The budget that Bush is to recommend to Congress will call for eliminating or reducing 141 programs, for a savings of $14.5 billion, across a broad swath of federal agencies, according to administration and congressional officials who have had access to budget documents. Wide-ranging as they are, those cuts pale in comparison with the White House's attempt to carve money from Medicare, the first tangible result from a vow the president made in his State of the Union address last week to constrain the massive entitlement programs for the elderly and poor.
In contrast, the president plans to recommend for the Department of Homeland Security an increase of at least 5 percent from this year's funding, $30.8 billion. The White House is also trying again to increase passengers' security fees for air travel from $2.50 per flight to $5, a proposal that Congress swiftly rejected last year.

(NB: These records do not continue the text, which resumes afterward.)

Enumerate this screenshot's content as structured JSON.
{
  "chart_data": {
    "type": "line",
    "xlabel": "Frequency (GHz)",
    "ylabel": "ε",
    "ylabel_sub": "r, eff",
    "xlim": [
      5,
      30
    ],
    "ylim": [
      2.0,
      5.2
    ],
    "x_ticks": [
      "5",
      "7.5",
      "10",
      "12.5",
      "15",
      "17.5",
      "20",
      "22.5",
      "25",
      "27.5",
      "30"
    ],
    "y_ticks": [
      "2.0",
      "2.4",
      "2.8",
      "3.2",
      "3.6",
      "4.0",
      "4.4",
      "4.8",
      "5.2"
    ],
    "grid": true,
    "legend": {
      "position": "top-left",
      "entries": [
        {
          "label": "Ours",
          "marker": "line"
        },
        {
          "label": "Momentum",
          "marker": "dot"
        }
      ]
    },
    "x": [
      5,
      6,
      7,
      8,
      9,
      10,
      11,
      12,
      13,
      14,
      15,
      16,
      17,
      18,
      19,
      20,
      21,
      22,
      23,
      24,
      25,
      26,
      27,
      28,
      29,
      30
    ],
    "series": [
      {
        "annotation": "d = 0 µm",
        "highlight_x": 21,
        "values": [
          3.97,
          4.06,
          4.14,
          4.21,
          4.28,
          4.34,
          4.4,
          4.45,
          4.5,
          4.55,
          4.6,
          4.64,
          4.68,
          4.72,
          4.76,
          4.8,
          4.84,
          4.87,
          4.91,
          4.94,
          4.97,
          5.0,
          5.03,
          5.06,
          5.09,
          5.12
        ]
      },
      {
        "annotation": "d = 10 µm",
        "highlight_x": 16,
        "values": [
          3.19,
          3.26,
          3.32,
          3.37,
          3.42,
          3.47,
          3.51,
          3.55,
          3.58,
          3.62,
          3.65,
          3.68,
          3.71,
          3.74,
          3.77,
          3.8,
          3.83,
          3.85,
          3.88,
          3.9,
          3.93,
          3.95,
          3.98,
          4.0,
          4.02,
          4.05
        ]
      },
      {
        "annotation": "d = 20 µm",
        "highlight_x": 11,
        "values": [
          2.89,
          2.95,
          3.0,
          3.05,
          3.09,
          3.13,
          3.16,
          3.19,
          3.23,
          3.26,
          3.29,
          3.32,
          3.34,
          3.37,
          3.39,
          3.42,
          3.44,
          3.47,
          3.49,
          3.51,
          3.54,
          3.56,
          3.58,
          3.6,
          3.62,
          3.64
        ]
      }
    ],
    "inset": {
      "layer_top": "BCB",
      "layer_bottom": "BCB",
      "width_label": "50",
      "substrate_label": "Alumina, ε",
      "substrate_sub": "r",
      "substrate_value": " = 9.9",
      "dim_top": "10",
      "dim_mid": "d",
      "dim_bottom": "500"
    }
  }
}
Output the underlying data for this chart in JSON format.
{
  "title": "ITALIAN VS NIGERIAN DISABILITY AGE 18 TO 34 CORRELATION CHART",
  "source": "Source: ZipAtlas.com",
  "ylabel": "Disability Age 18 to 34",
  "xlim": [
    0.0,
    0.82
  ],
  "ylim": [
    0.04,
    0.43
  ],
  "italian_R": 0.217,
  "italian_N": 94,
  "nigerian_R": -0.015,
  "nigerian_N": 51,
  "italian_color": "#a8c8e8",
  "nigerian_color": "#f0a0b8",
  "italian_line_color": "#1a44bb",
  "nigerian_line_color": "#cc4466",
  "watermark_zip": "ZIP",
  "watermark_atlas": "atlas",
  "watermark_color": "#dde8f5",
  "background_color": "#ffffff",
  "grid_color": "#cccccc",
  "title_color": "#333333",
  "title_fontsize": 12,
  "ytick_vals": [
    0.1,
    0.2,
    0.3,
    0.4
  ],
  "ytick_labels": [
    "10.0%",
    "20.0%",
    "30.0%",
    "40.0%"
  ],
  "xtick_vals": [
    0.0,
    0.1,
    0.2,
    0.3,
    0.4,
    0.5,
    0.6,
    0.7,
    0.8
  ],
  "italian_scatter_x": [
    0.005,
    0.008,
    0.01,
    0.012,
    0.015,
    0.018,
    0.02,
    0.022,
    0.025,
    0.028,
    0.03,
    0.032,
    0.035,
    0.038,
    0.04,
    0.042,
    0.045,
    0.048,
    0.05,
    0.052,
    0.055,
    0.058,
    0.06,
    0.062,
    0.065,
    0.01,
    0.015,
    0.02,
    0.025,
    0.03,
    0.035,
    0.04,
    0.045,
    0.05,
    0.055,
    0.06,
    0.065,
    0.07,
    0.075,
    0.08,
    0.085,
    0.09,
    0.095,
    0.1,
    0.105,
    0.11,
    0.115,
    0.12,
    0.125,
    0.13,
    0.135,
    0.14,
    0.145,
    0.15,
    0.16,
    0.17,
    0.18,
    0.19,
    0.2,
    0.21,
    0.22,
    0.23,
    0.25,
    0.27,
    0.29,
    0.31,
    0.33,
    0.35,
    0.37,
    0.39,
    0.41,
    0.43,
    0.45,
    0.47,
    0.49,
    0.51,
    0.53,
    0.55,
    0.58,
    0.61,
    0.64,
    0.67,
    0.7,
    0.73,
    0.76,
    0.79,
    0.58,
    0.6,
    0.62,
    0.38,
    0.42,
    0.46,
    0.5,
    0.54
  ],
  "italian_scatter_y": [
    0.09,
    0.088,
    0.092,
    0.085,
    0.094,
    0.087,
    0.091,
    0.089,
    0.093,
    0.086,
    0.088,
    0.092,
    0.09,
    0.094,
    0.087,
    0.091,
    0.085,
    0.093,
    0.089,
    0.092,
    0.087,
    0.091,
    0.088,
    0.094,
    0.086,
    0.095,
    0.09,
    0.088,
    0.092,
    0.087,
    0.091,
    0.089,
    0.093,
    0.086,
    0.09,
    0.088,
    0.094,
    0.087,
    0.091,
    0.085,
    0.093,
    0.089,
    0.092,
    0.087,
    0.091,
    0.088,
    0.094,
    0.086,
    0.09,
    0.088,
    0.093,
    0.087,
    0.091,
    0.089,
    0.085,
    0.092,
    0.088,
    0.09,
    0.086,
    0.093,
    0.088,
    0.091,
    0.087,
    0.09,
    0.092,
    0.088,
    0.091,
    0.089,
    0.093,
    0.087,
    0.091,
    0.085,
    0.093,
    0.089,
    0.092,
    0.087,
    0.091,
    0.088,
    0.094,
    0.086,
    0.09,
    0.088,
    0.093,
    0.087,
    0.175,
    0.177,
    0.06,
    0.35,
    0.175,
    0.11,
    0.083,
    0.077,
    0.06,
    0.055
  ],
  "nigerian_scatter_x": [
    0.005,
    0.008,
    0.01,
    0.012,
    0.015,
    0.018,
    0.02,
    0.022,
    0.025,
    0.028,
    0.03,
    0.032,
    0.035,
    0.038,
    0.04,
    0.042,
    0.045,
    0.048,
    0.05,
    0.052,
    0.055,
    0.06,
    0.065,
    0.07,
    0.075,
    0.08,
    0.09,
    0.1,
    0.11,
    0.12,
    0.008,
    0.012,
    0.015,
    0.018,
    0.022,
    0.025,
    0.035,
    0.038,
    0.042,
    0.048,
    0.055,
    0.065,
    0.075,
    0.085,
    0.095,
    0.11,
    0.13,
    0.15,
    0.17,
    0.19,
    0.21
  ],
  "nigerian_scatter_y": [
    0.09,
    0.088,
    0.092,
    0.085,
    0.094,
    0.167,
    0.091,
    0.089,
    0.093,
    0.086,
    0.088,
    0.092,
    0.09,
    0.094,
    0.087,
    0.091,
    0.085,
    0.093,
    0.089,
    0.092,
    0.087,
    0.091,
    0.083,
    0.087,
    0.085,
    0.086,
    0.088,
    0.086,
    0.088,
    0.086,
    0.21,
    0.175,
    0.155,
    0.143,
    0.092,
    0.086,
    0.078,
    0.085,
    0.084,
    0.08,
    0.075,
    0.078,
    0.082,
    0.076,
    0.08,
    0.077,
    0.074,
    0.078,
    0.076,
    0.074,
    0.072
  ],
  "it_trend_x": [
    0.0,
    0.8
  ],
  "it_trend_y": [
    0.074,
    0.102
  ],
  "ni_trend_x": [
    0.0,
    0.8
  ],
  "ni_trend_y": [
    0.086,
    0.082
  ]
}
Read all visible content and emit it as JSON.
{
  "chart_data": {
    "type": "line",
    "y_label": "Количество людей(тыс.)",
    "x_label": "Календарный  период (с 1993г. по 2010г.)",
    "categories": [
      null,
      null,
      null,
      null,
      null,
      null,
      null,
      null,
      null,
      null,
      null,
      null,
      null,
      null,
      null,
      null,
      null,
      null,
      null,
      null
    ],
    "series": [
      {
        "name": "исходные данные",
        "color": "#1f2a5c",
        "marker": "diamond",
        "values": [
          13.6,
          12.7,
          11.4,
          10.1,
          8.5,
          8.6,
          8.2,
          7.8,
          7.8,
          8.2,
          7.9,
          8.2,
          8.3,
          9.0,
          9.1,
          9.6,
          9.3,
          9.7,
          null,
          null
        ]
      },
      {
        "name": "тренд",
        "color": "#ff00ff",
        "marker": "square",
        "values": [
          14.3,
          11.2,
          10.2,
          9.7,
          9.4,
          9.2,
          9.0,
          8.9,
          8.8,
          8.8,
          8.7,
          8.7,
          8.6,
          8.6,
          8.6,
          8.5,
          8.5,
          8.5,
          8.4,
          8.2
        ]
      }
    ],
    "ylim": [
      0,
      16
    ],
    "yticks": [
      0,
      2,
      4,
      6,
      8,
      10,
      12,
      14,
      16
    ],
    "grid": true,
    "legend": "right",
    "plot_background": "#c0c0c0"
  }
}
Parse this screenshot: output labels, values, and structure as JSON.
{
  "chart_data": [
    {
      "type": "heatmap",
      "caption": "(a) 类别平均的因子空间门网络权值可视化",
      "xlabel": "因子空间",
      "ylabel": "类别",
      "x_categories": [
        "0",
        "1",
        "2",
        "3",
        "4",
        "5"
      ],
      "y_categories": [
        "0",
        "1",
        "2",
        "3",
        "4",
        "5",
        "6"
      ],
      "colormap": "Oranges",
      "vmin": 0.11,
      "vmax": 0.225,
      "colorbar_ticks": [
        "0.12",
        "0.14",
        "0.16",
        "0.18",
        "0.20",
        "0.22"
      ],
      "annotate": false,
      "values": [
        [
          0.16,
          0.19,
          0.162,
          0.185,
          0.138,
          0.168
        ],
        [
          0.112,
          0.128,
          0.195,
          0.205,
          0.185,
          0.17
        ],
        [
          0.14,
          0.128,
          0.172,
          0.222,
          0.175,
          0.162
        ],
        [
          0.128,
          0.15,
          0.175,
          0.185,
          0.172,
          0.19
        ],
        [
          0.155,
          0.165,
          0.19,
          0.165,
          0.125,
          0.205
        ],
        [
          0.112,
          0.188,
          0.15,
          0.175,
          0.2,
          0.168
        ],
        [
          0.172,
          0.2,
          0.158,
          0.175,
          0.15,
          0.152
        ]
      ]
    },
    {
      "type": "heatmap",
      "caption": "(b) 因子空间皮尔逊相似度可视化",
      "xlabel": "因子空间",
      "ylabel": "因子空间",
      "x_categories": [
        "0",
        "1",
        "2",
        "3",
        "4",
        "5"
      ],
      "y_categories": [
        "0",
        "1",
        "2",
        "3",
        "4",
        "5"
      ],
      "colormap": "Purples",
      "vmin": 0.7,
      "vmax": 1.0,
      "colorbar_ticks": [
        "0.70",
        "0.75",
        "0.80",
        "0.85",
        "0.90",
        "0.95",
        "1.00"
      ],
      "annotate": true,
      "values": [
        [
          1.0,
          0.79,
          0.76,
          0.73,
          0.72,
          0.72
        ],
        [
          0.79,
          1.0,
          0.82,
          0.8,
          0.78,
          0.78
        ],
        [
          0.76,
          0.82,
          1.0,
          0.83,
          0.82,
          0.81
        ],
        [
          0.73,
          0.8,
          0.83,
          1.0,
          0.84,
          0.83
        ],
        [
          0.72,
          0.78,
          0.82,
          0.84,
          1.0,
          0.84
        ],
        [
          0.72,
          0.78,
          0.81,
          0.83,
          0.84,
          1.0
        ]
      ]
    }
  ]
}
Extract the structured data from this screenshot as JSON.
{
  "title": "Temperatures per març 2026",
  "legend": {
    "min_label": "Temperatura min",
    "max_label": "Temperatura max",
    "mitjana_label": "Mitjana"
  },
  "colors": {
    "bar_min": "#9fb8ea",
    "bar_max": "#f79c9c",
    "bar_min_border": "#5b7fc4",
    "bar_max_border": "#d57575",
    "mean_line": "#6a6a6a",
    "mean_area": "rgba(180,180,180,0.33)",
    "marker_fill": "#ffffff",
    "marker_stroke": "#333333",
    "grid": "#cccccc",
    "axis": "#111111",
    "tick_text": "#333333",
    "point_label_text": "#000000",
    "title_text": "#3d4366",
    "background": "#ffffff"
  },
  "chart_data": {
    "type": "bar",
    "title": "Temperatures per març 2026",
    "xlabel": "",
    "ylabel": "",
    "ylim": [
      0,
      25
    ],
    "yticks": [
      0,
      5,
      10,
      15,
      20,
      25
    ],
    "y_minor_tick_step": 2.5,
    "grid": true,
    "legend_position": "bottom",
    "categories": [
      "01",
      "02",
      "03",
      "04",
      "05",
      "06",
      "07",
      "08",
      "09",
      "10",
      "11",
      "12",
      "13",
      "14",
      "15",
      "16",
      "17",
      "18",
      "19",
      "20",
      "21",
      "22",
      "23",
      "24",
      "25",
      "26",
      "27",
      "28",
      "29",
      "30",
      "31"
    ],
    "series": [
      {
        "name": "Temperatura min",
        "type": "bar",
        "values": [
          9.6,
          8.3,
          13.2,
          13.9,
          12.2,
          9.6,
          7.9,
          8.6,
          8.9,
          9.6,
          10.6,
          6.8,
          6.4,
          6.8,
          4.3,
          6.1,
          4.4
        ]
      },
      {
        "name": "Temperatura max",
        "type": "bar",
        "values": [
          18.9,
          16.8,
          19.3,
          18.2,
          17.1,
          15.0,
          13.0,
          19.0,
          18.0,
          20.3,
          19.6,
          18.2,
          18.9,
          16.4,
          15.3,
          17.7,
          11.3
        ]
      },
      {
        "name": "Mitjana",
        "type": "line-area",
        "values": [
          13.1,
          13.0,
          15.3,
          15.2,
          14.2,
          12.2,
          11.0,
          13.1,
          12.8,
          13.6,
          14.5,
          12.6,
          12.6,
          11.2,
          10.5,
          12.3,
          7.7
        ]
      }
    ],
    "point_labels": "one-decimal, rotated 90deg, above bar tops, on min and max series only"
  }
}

The effort to curb Medicare spending by $36 billion by 2011 and by $105 billion a decade from now is a sharp turnabout for the administration. Last year, Bush said the health-insurance program that covers 41 million elderly and disabled people should be spared any cuts.
About $20 billion of the $36 billion would come from reducing automatic payment increases to hospitals and other institutional providers, such as ambulance services and skilled-nursing facilities, while the rest would be spread among other forms of care.
"The president's priority is to protect HMO and drug-company profits while shifting costs to beneficiaries and providers," Reid said Saturday. "Cutting funding for hospitals and other providers won't solve the health care crisis."